The decision of the Court of Appeal was that both the Tribunal and the Appeal Tribunal had reached an improper conclusion. The error had been that they had acted on the assumption that employment tribunals had the power to construe the contract when this was not what the statute empowered them to do. They can determine whether an agreement on terms exists and then require that term to be included in the statement. What they are not permitted to do is to interpret the agreement or to amend the agreement. So in this case it was clear that the words “frozen and preserved “ were properly included but exactly what they implied or were originally intended to mean had to be decided not by a tribunal but in a civil court.
For this reason the Court of Appeal held that the tribunal had no jurisdiction to decide as it had and therefore the employers succeeded with their appeal. That of course may not be the end of the story as nothing prevents the employees making an application to the County Court, which undoubtedly has the power to interpret a contractual term.

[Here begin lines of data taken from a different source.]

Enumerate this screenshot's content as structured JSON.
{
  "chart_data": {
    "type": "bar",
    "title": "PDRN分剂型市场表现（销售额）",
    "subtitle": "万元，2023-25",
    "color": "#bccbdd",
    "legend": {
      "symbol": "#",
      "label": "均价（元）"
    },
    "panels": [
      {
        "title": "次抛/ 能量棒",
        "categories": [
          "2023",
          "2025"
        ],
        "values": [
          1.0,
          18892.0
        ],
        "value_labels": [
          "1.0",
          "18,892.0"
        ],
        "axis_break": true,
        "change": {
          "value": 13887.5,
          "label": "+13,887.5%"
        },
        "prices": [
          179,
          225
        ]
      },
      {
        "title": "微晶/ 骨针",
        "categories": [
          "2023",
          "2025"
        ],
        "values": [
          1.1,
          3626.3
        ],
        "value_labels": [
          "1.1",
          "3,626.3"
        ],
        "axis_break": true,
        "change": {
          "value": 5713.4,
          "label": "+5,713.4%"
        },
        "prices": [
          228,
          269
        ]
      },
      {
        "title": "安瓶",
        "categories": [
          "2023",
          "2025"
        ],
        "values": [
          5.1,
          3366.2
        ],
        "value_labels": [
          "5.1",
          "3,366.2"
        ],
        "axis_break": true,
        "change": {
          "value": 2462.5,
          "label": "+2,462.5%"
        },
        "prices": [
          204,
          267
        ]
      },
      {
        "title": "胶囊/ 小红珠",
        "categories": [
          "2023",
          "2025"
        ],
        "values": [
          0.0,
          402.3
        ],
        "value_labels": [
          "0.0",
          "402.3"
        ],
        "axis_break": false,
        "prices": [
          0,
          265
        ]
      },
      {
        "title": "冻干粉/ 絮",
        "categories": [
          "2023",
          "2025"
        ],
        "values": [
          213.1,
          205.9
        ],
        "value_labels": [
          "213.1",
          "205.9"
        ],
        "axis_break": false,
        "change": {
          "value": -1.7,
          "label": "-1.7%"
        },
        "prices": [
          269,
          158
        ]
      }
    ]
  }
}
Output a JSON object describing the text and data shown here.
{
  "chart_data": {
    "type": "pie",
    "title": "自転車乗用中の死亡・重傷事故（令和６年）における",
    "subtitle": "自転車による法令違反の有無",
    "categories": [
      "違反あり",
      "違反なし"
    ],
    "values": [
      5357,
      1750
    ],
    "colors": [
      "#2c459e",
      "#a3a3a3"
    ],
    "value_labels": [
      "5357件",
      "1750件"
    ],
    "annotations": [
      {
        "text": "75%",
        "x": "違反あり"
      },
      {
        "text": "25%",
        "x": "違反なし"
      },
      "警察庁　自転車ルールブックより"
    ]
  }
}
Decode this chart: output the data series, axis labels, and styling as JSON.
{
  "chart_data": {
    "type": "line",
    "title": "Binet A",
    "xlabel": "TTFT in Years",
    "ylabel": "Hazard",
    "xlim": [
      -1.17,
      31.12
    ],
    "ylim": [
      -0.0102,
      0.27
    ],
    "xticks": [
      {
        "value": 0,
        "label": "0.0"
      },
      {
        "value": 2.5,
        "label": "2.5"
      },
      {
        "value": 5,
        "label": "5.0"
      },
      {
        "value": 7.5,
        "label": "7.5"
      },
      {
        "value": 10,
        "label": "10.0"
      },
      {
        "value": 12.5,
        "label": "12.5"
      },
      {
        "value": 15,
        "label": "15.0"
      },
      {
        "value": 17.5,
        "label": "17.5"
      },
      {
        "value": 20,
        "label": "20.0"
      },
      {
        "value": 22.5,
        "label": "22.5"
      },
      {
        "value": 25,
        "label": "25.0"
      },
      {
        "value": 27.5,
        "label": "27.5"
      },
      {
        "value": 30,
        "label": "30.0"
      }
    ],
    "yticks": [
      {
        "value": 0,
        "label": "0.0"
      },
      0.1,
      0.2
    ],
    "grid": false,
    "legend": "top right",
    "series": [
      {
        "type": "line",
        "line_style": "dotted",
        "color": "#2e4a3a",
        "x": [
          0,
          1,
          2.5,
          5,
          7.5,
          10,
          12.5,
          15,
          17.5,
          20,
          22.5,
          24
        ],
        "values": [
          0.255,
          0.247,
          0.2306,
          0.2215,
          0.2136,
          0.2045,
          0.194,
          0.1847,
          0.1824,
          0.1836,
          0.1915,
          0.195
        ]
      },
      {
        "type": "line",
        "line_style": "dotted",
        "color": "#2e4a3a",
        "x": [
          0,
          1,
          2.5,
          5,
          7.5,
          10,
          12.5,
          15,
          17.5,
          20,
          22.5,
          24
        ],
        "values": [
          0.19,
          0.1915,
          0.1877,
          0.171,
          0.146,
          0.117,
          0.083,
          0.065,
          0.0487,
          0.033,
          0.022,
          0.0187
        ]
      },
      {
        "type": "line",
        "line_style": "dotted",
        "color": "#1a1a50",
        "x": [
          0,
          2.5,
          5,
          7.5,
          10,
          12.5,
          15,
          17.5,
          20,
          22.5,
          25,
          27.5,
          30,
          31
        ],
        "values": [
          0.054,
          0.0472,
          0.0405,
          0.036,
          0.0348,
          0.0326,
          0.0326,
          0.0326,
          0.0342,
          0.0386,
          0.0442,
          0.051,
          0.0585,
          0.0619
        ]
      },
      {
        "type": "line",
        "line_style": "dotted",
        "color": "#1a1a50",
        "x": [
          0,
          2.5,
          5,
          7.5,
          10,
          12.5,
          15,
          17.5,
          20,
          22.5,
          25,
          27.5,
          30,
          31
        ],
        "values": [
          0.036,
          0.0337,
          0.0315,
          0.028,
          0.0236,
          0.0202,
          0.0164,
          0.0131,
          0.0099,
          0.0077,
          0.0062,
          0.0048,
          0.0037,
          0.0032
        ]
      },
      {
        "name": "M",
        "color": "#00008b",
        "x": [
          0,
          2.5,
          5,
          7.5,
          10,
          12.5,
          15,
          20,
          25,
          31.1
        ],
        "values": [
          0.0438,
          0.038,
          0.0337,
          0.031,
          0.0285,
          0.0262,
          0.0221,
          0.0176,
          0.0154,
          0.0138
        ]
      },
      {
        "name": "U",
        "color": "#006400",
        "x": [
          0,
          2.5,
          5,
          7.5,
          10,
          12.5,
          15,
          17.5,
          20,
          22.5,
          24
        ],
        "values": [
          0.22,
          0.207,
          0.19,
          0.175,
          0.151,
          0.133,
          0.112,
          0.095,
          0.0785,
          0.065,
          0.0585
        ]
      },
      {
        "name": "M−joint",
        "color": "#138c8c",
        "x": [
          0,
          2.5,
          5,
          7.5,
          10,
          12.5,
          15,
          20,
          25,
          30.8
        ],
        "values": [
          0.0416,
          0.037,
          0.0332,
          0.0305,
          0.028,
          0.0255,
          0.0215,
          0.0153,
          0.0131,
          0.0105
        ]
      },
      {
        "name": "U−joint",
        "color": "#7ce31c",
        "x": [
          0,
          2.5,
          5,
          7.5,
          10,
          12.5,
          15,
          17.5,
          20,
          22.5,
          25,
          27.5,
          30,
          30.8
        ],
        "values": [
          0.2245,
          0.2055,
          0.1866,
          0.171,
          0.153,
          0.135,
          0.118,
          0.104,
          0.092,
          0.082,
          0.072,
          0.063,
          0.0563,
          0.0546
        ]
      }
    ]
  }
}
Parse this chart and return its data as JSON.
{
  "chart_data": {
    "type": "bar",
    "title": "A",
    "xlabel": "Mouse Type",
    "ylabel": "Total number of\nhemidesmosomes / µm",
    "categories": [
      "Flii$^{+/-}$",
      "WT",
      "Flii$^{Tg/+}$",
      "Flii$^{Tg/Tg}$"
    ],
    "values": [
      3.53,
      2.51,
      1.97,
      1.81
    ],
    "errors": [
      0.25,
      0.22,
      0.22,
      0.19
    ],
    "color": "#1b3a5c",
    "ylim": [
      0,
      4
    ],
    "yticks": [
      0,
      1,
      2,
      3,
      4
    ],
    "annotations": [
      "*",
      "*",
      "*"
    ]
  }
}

No one considering this saga could conclude that it is very rational. Even the Court of Appeal said it was ‘regrettable’. A lot of money and time has been wasted because of some detailed rules, which make little sense. Since 1971 the statutory rules have permitted government to provide that tribunals might determine contractual issues. In 1994 regulations were passed allowing tribunals to determine contractual claims arising at the end of but not during employment. Why this is the rule is unclear. When the review of tribunals takes place shortly it is to be hoped that this anomaly will be addressed.